Ok, forget the AI, at least there is the interesting squad based customization and weaponry that will offer some interesting gameplay, which is what is being claimed by Capcom (I was just about to write Umbrella) and Slant Six Games. Well, that isn’t true either. The squad based system is mainstream, in the sense that it is quite similar to that of SOCOM, a trait that shouldn’t be too surprising for a developer that hasn’t experimented too much with genres.
Then there are the more expected hitches that make potentially good ideas look oh-so-forgettable. The camera angles aren’t too good – a serious issue for a third person game, and the quick time animations tend to assume that everyone is Samurai Jack on speed.
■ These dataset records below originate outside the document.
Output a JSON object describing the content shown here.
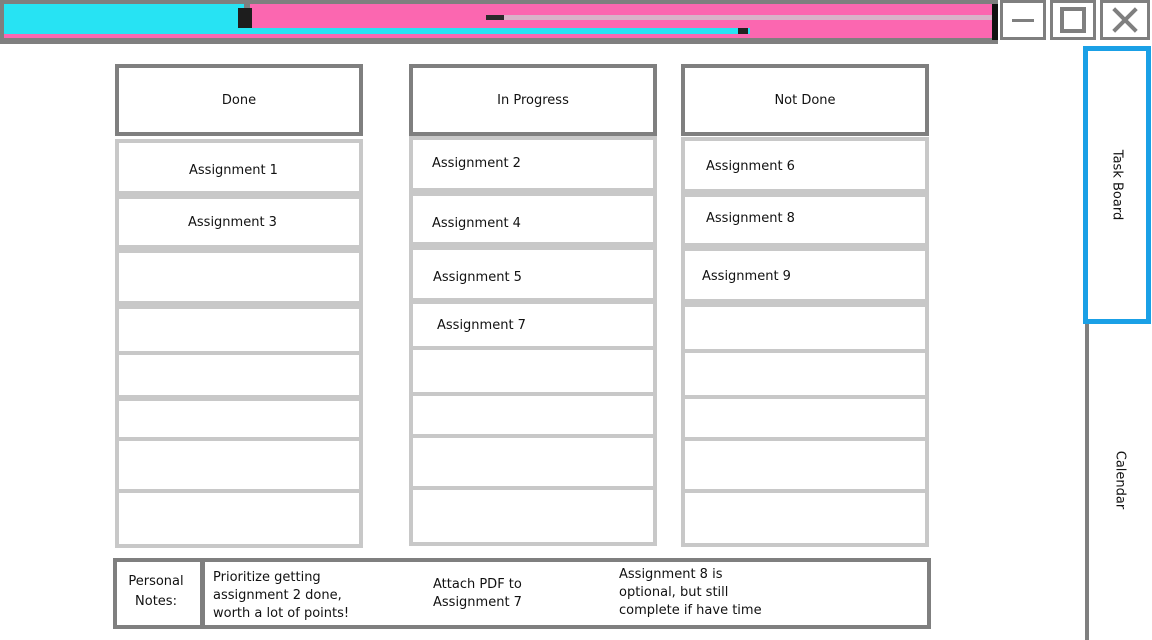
{
  "window": {
    "minimize_label": "",
    "maximize_label": "",
    "close_label": ""
  },
  "columns": {
    "done": {
      "title": "Done",
      "items": [
        "Assignment 1",
        "Assignment 3",
        "",
        "",
        "",
        "",
        "",
        ""
      ]
    },
    "in_progress": {
      "title": "In Progress",
      "items": [
        "Assignment 2",
        "Assignment 4",
        "Assignment 5",
        "Assignment 7",
        "",
        "",
        "",
        ""
      ]
    },
    "not_done": {
      "title": "Not Done",
      "items": [
        "Assignment 6",
        "Assignment 8",
        "Assignment 9",
        "",
        "",
        "",
        "",
        ""
      ]
    }
  },
  "sidebar": {
    "tabs": [
      {
        "label": "Task Board",
        "active": true
      },
      {
        "label": "Calendar",
        "active": false
      }
    ]
  },
  "notes": {
    "label_line1": "Personal",
    "label_line2": "Notes:",
    "note1": [
      "Prioritize getting",
      "assignment 2 done,",
      "worth a lot of points!"
    ],
    "note2": [
      "Attach PDF to",
      "Assignment 7"
    ],
    "note3": [
      "Assignment 8 is",
      "optional, but still",
      "complete if have time"
    ]
  },
  "colors": {
    "titlebar_cyan": "#27e3f3",
    "titlebar_pink": "#fb67b0",
    "frame_gray": "#7f7f7f",
    "cell_border": "#c8c8c8",
    "active_tab": "#1aa0e6"
  }
}
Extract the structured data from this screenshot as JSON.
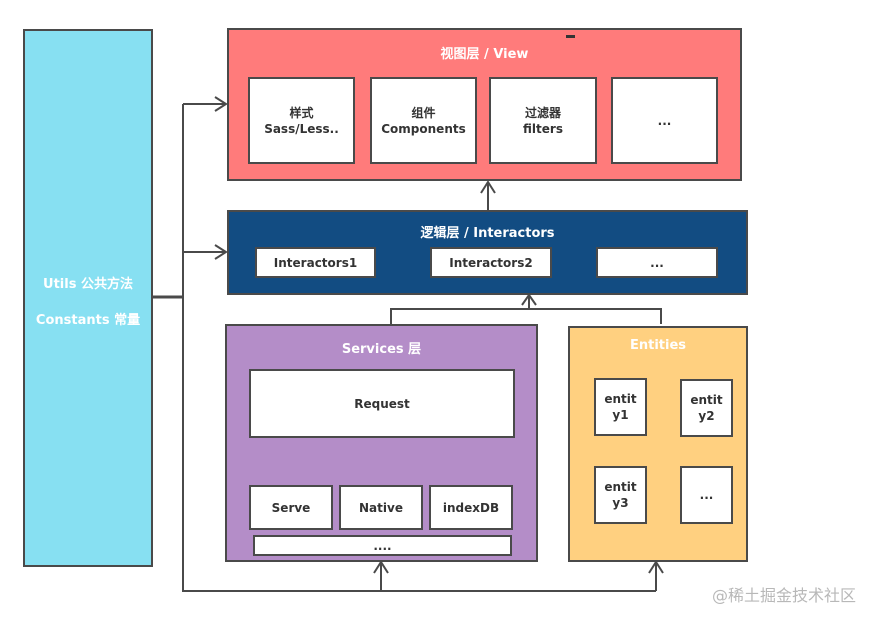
{
  "utils": {
    "line1": "Utils 公共方法",
    "line2": "Constants 常量",
    "color": "#87e0f2"
  },
  "view": {
    "title": "视图层 / View",
    "color": "#ff7b7b",
    "items": [
      {
        "line1": "样式",
        "line2": "Sass/Less.."
      },
      {
        "line1": "组件",
        "line2": "Components"
      },
      {
        "line1": "过滤器",
        "line2": "filters"
      },
      {
        "line1": "...",
        "line2": ""
      }
    ]
  },
  "interactors": {
    "title": "逻辑层 / Interactors",
    "color": "#124c82",
    "items": [
      "Interactors1",
      "Interactors2",
      "..."
    ]
  },
  "services": {
    "title": "Services 层",
    "color": "#b48dc8",
    "request": "Request",
    "items": [
      "Serve",
      "Native",
      "indexDB"
    ],
    "more": "...."
  },
  "entities": {
    "title": "Entities",
    "color": "#ffd080",
    "items": [
      {
        "line1": "entit",
        "line2": "y1"
      },
      {
        "line1": "entit",
        "line2": "y2"
      },
      {
        "line1": "entit",
        "line2": "y3"
      },
      {
        "line1": "...",
        "line2": ""
      }
    ]
  },
  "watermark": "@稀土掘金技术社区"
}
It’s not all bad news though. The game still has the ‘Capcom’ part of it, and though the human enemies are just fancy replacements of bulls-eye with a lot of sustenance, there are probably more than just a few intriguing missions and scenarios that make you yell ‘oh ****!’.
Even the simple SOCOM styled squad based play in a world that is much harsher and darker is captivating, despite being acquainted to. The cover-based system works well most of the times, and though it gives a Gears of War feeling, it has its own distinct pace that sets it apart from other such conventions.
There’s no telling how this game will be when it comes to the west in March. I’m expecting a few translation errors (and iconic feature of the RE games) and maybe a bit of unrest because of the new formula, but nothing can really be concluded right now except that gamers shouldn’t try to find the signature RE aspects in this game, and not to expect it to be Resident Evil 6, because it isn’t.